Jak podało MSZ, 25 lutego ośmiu pracowników ambasady rosyjskiej w Korei Północnej wyjechało do domu. Nie było to jednak łatwe zadanie. Oficjalnie w kraju oczywiście żadnej epidemii koronawirusa nie ma, co nie przeszkodziło we wdrożeniu bardzo surowych restrykcji, których nie powstydziłyby się Chiny. Znacząco został ograniczony transport - część pociągów po prostu nie jeździ.

Najpierw jechali 32 godziny pociągiem, potem kolejne dwie godziny autobusem na granicy. A potem najważniejsza część trasy - przejście na stronę rosyjską (Korea Północna ma niewielką granicę z Rosją w okolicach Władywostoku - przyp. red.).

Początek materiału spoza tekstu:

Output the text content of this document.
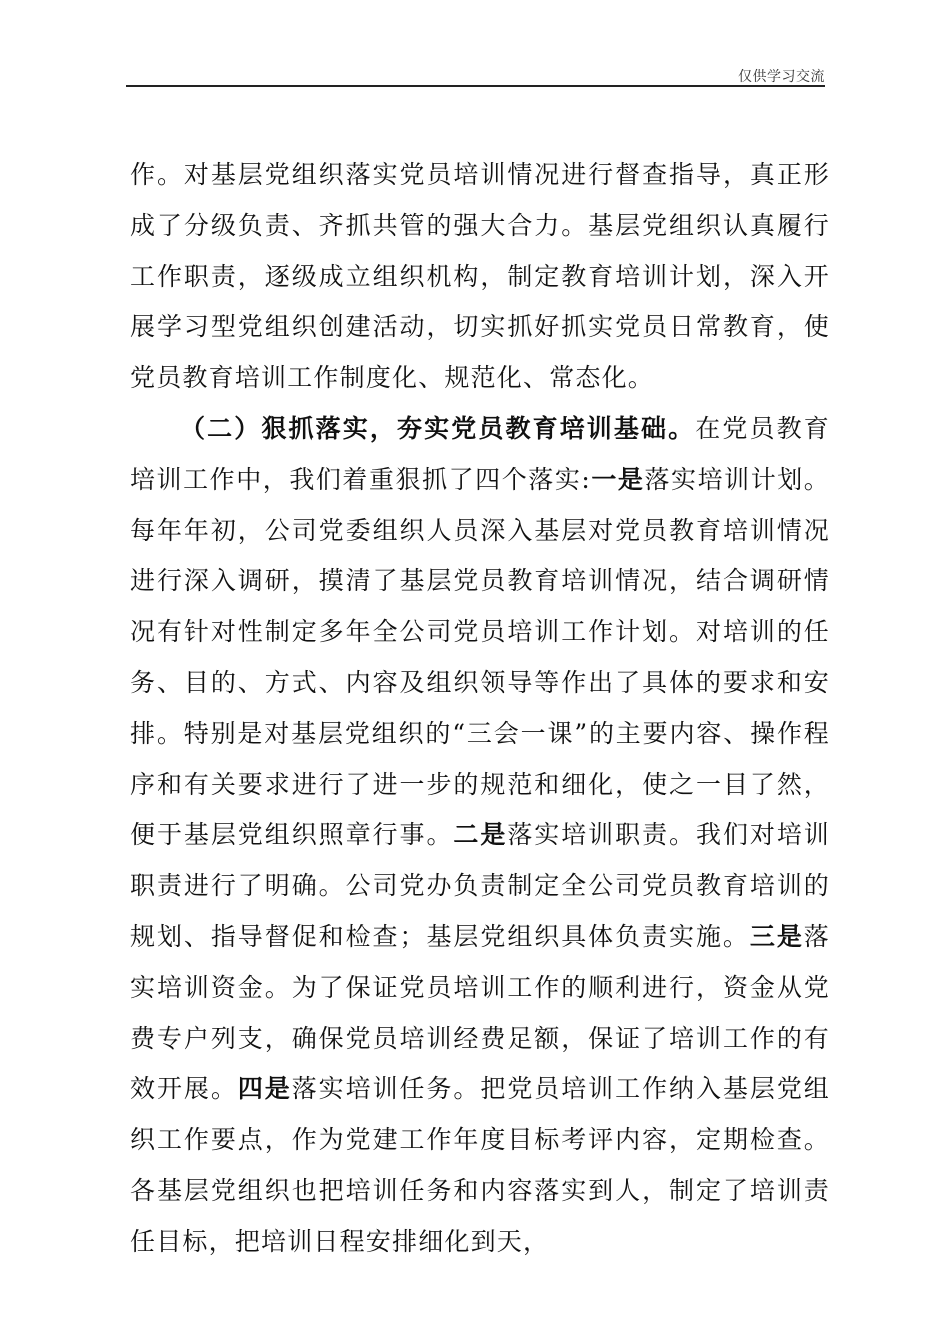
仅供学习交流

作。对基层党组织落实党员培训情况进行督查指导，真正形成了分级负责、齐抓共管的强大合力。基层党组织认真履行工作职责，逐级成立组织机构，制定教育培训计划，深入开展学习型党组织创建活动，切实抓好抓实党员日常教育，使党员教育培训工作制度化、规范化、常态化。

（二）狠抓落实，夯实党员教育培训基础。在党员教育培训工作中，我们着重狠抓了四个落实:一是落实培训计划。每年年初，公司党委组织人员深入基层对党员教育培训情况进行深入调研，摸清了基层党员教育培训情况，结合调研情况有针对性制定多年全公司党员培训工作计划。对培训的任务、目的、方式、内容及组织领导等作出了具体的要求和安排。特别是对基层党组织的“三会一课”的主要内容、操作程序和有关要求进行了进一步的规范和细化，使之一目了然，便于基层党组织照章行事。二是落实培训职责。我们对培训职责进行了明确。公司党办负责制定全公司党员教育培训的规划、指导督促和检查；基层党组织具体负责实施。三是落实培训资金。为了保证党员培训工作的顺利进行，资金从党费专户列支，确保党员培训经费足额，保证了培训工作的有效开展。四是落实培训任务。把党员培训工作纳入基层党组织工作要点，作为党建工作年度目标考评内容，定期检查。各基层党组织也把培训任务和内容落实到人，制定了培训责任目标，把培训日程安排细化到天，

Aby to zrobić trzeba było wcześniej zamontować wózek, postawić go na szynach, położyć na nim rzeczy, posadzić dzieci - i jechać - napisało ministerstwo.

Resort dodał, że jedynym mężczyzną w grupie i głównym pchającym wózek po szynach był trzeci sekretarz ambasady Władysław Sorokin. Najmłodszym podróżnikiem była jego trzyletnia córka Waria. Wózek dyplomaci musieli pchać ponad kilometr, w tym przez most nad rzeką Tuman.

Po dotarciu na teren Rosji dyplomatów przywitali koledzy z MSZ we Władywostoku. Czekał też na nich autobus na lotnisko.